The Labour leader has always denied that he himself is an anti-Semite. A majority of those in Labour accept this. Indeed, he has repeatedly deplored anti-Semitism (though his habit of sometimes adding “and all forms of racism” has been criticised). But his party is finding it almost impossible to convert its uniform opposition to anti-Semitism in theory into practice. Though it retains a considerable number of Jewish members – including leading Corbynites like National Executive Committee member Rhea Wolfson and Momentum founder Jon Lansman, and the largely Corbynsceptic Jewish Labour Movement – trust across the community as a whole is arguably at an all-time low.

Where should Labour go next? Where can it go next? Those two questions are distinct from one another and their answers possibly irreconcilable. “Something must be done,” is a familiar refrain from all wings of the party. Ask a Labour MP – even one serving on Corbyn’s frontbench – what they make of the party’s current predicament and you are just as likely to get silence, a shaken head or one thrown into the hands as you are a suggestion.

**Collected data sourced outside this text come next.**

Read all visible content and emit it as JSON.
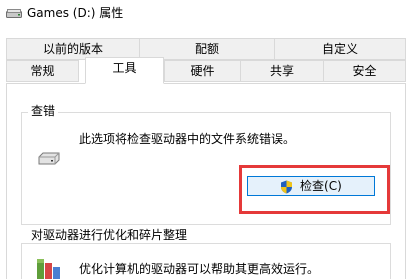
{
  "window": {
    "title": "Games (D:) 属性",
    "title_icon": "drive-icon"
  },
  "tabs": {
    "row1": [
      {
        "label": "以前的版本"
      },
      {
        "label": "配额"
      },
      {
        "label": "自定义"
      }
    ],
    "row2": [
      {
        "label": "常规"
      },
      {
        "label": "工具",
        "active": true
      },
      {
        "label": "硬件"
      },
      {
        "label": "共享"
      },
      {
        "label": "安全"
      }
    ]
  },
  "check_group": {
    "title": "查错",
    "description": "此选项将检查驱动器中的文件系统错误。",
    "button_label": "检查(C)",
    "button_icon": "uac-shield-icon",
    "icon": "hard-drive-icon"
  },
  "optimize_group": {
    "title": "对驱动器进行优化和碎片整理",
    "description": "优化计算机的驱动器可以帮助其更高效运行。",
    "icon": "defrag-icon"
  },
  "colors": {
    "highlight_box": "#e53939",
    "button_border": "#0078d7",
    "button_bg": "#e5f1fb"
  }
}
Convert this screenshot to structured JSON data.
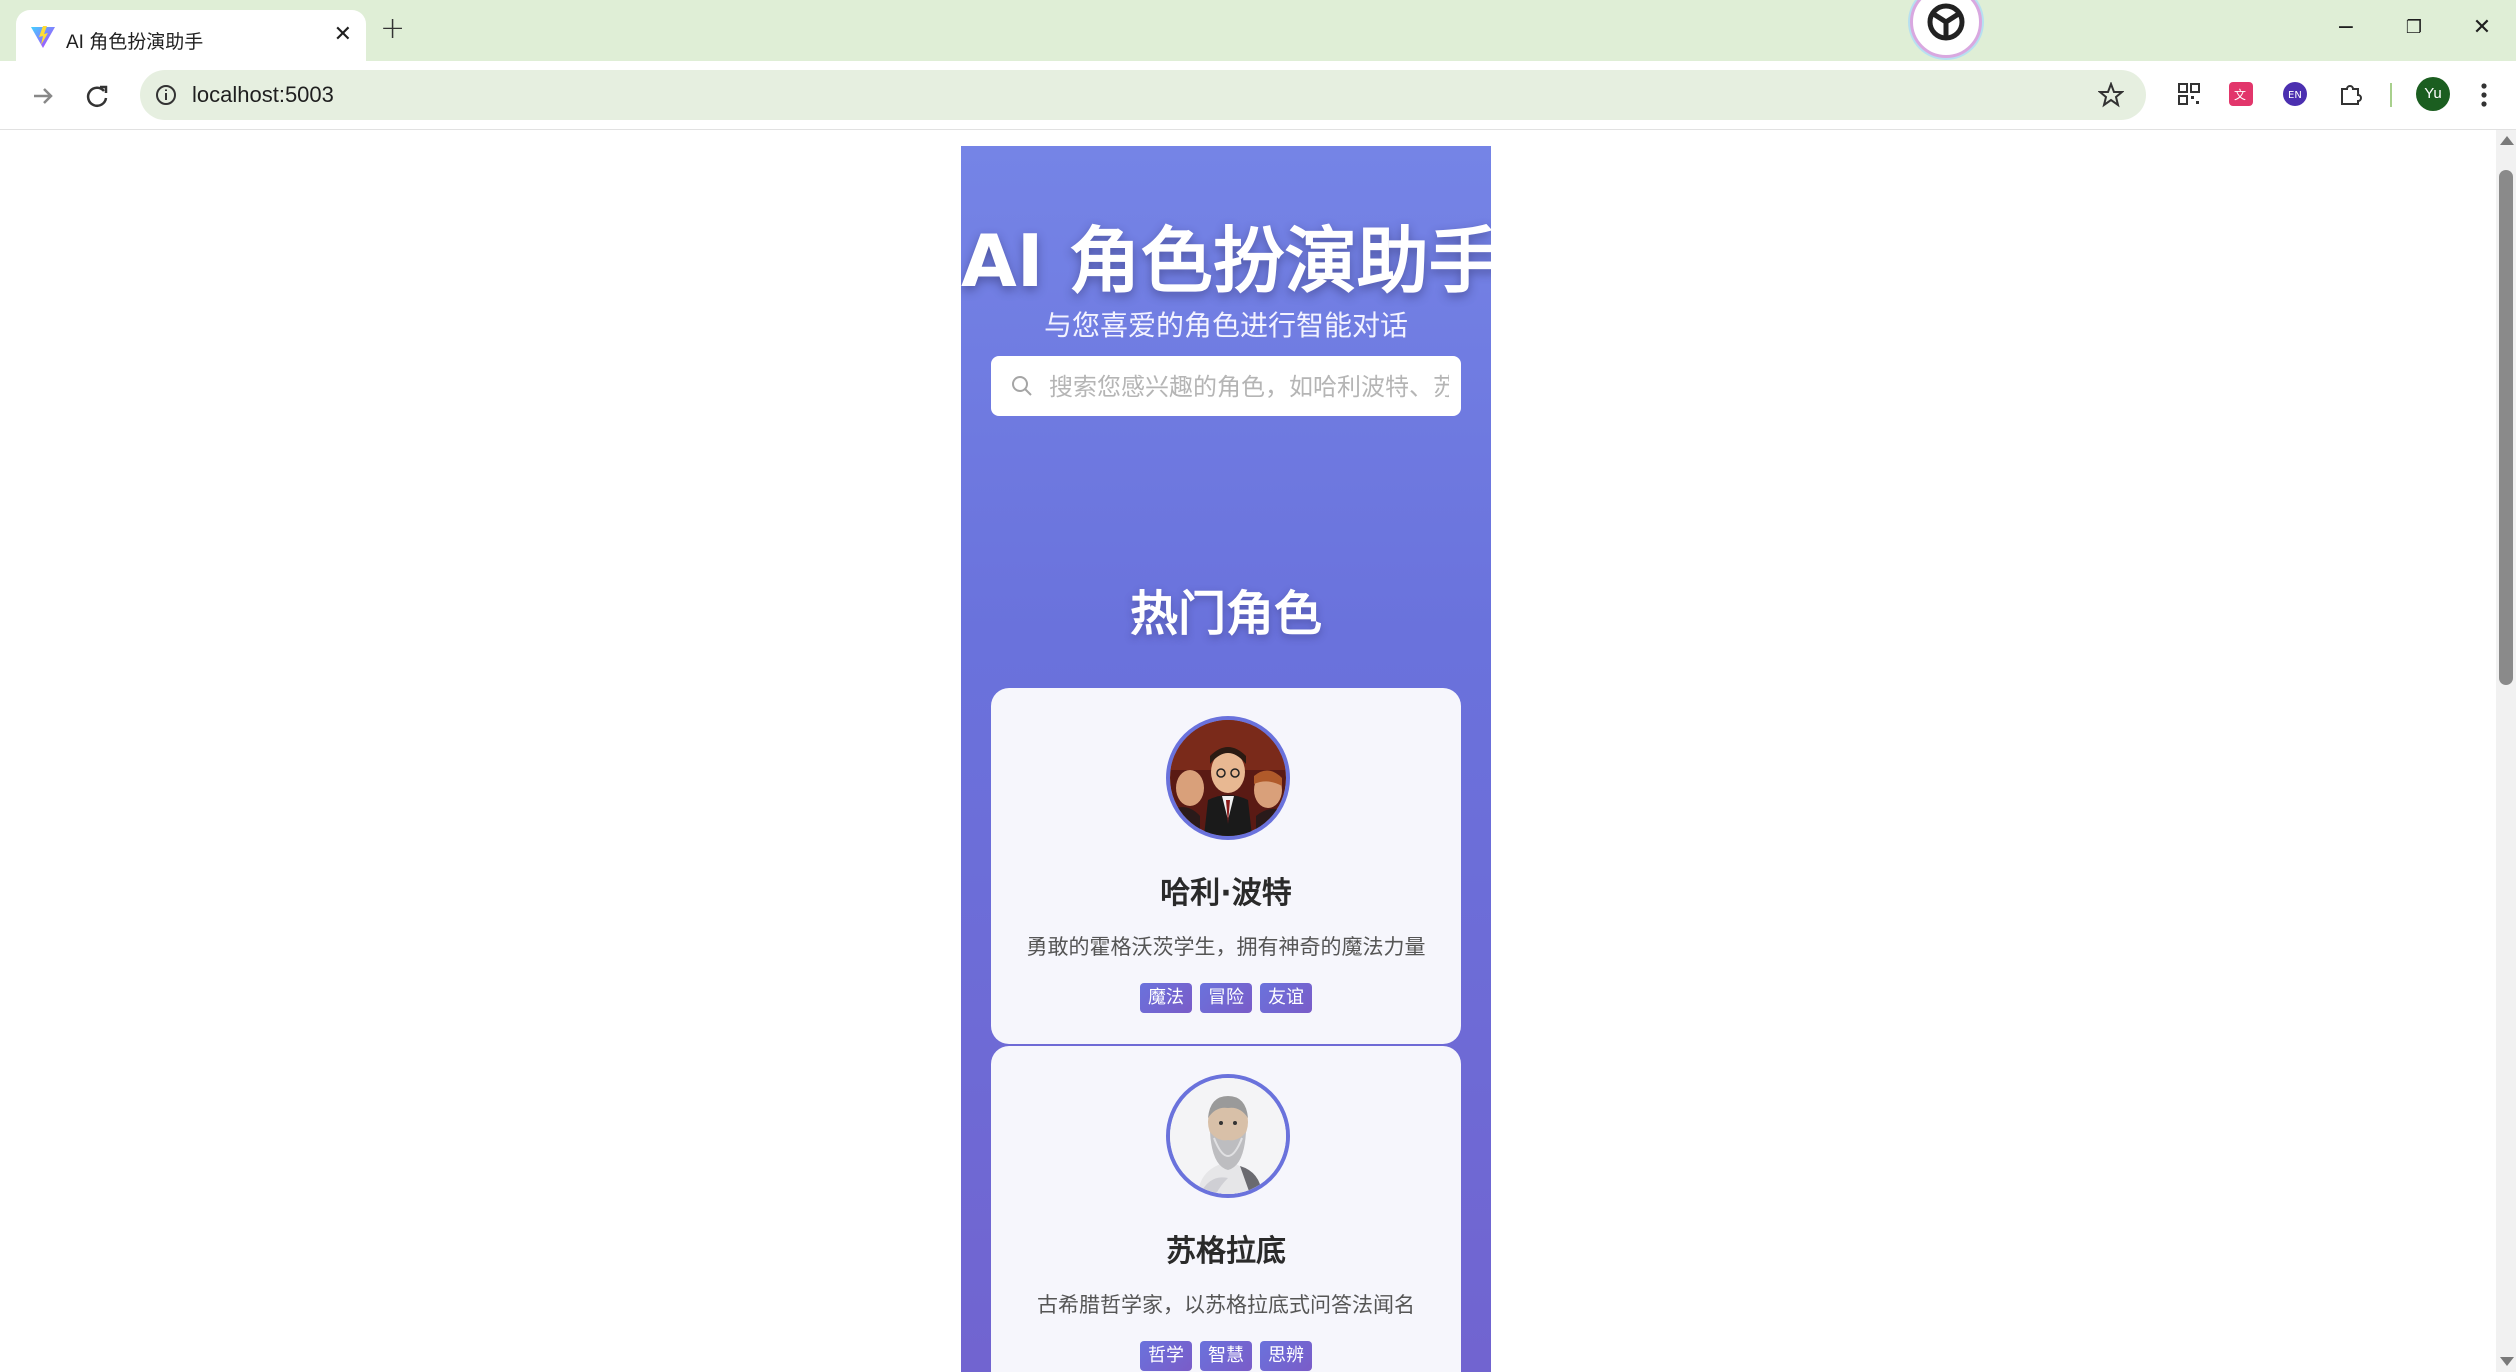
{
  "browser": {
    "tab_title": "AI 角色扮演助手",
    "tab_close": "✕",
    "new_tab": "+",
    "url": "localhost:5003",
    "profile_initials": "Yu",
    "window_controls": [
      "−",
      "❐",
      "✕"
    ]
  },
  "app": {
    "title": "AI 角色扮演助手",
    "subtitle": "与您喜爱的角色进行智能对话",
    "search": {
      "placeholder": "搜索您感兴趣的角色，如哈利波特、苏格拉底...",
      "value": ""
    },
    "section_title": "热门角色",
    "characters": [
      {
        "name": "哈利·波特",
        "description": "勇敢的霍格沃茨学生，拥有神奇的魔法力量",
        "tags": [
          "魔法",
          "冒险",
          "友谊"
        ]
      },
      {
        "name": "苏格拉底",
        "description": "古希腊哲学家，以苏格拉底式问答法闻名",
        "tags": [
          "哲学",
          "智慧",
          "思辨"
        ]
      }
    ]
  },
  "colors": {
    "chrome": "#dfeed6",
    "app_gradient_top": "#7584e6",
    "app_gradient_bottom": "#7164d0",
    "accent": "#6a72dc"
  }
}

It is not hard to see why. Arcane elements of Labour’s byzantine internal governance structures, obscure figures from its fringes and grassroots members now regularly make headline news. Of late, the row has loomed over almost everything else the party is trying  to achieve. Attempts to use the summer recess to launch new policy have been hindered by the party’s need to firefight on other issues. “Brexit and anti-Semitism overshadow everything,” says one frontbencher. “This is not why I came into politics.” Privately, some in its press operation despair at the amount of ammunition it has handed to hostile sections of the media through its mishandling of the row.

The received wisdom – often recited as a grim silver lining for MPs – is that the crisis will have no electoral impact nationally. But some, frustrated by the extent to which the row obscures the party's work on other, more popular fronts, like economic policy, have begun to doubt it. "The drip-drip-drip is definitely having an effect," says one MP of the reaction on the doorsteps in a Northern marginal. "People are citing it as a reason why they can't vote for us."

Several shadow cabinet ministers – Barry Gardiner, Keir Starmer, Jonathan Ashworth and Andrew Gwynne – have all urged the party’s ruling national executive to adopt the full IHRA definition of anti-Semitism. But even then, some speculate that doing so after weeks of criticism and pressure would be too little, too late. “At this stage, the Jewish community won’t accept gestures,” a Labour source said. The party had a rude reminder of that this week. Corbyn offered to give a speech at Camden's Jewish Museum in a direct appeal to the Jewish community, but abortive talks to organise it failed. For now, it is a question of mitigating, rather than repairing, the damage. The latter process will arguably only begin once Corbyn has departed.